Baidu has seen its shares drop 20% over the past month, serving as a cautionary signal for China’s tech companies in the intensifying AI race. Investors are demanding tangible results, not just hype. Although the cloud business remains strong, weakness in the core advertising business may drag revenue and profit down year-over-year, adding pressure on Baidu’s overall growth trajectory.
Baidu was among the first Chinese companies to adopt AI and roll out a ChatGPT-like service, but it has lost leadership to larger rivals and newcomers such as DeepSeek. Its flagship mobile app has also seen declining engagement, as younger users migrate to search features offered by competitors like ByteDance and Xiaohongshu.
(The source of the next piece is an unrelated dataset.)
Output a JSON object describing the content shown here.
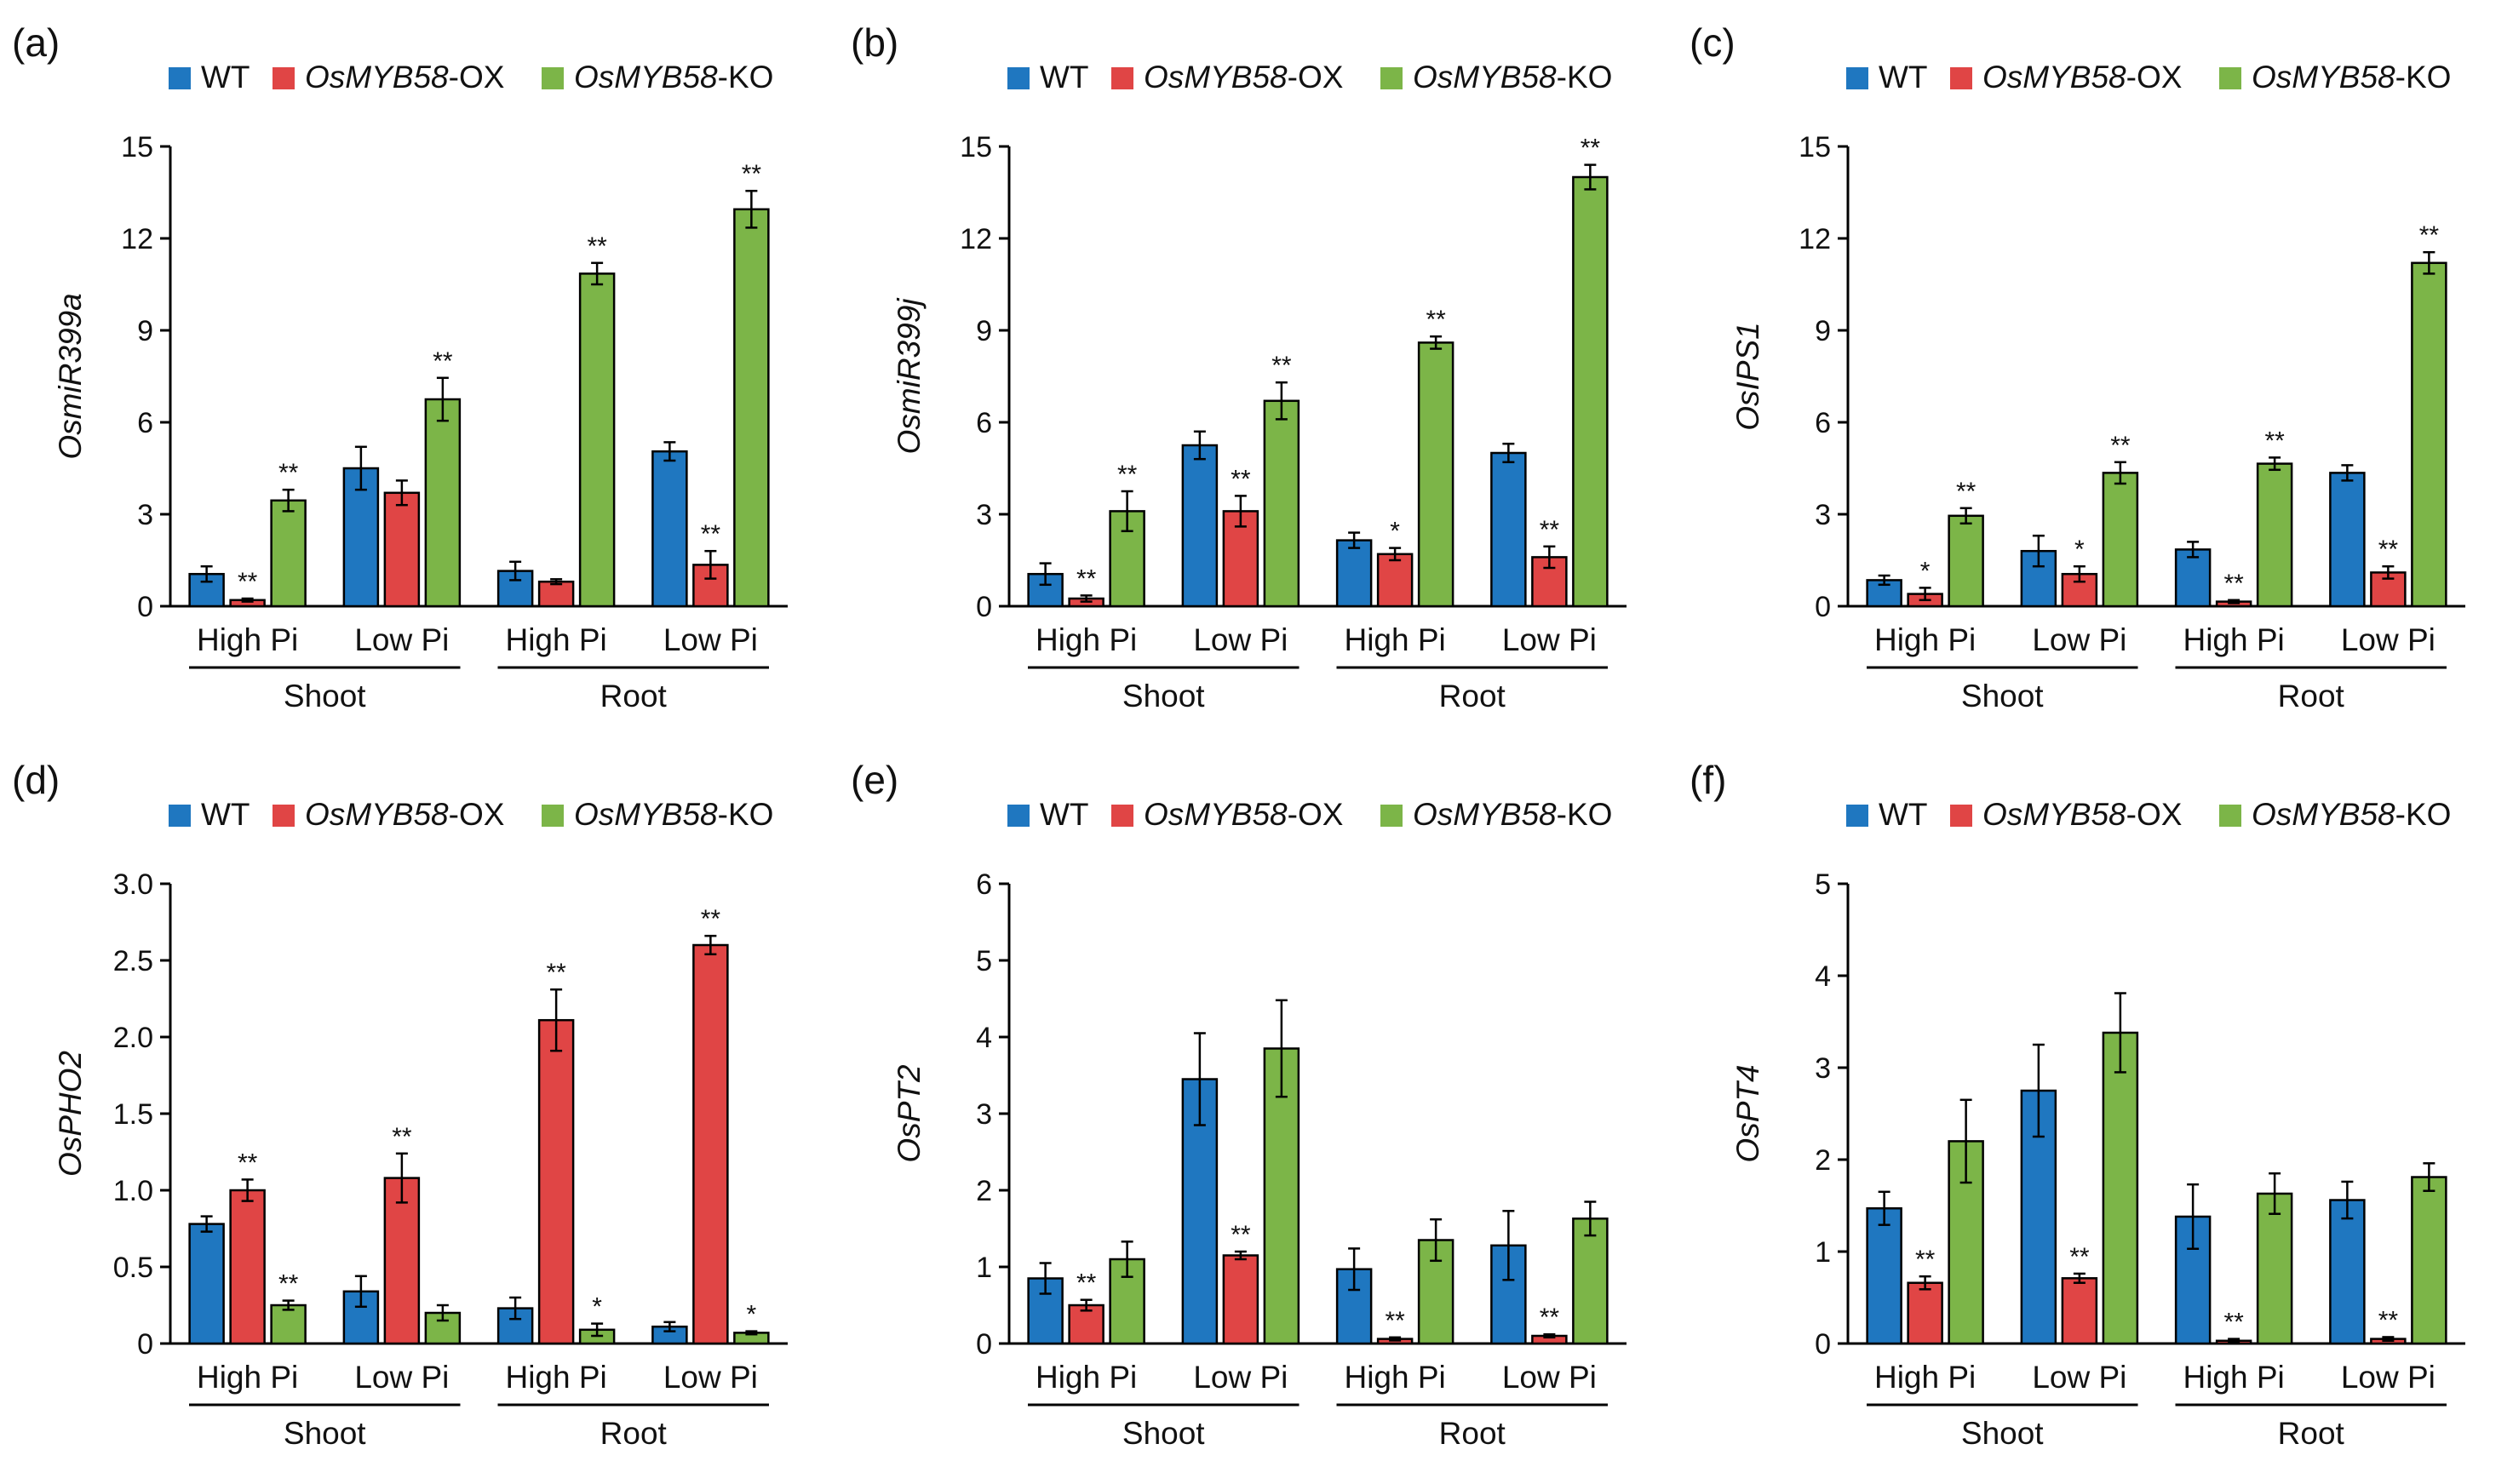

The market is also drawn to newly listed pure-play AI companies, such as chip designers and large language model developers. This shift has lured investors away from diversified internet conglomerates like Baidu, Alibaba, and Tencent.
Despite announcing its first dividend and a $5 billion three-year share repurchase program, Baidu’s stock has continued to face downward pressure. The options market shows increased demand for downside protection, reflecting uncertainty over near-term AI investment returns.
Some analysts remain cautiously optimistic, noting early signs of improvement in AI function adoption, product integration, and operational efficiency. However, Baidu must continue to demonstrate how its AI capabilities translate into enterprise value and sustainable long-term growth.
Baidu’s stock decline serves as a reminder that AI investments require tangible results. China’s tech giant is at a pivotal stage of AI strategy transition, and its ability to emerge as a long-term winner will influence investor confidence and the broader industry landscape.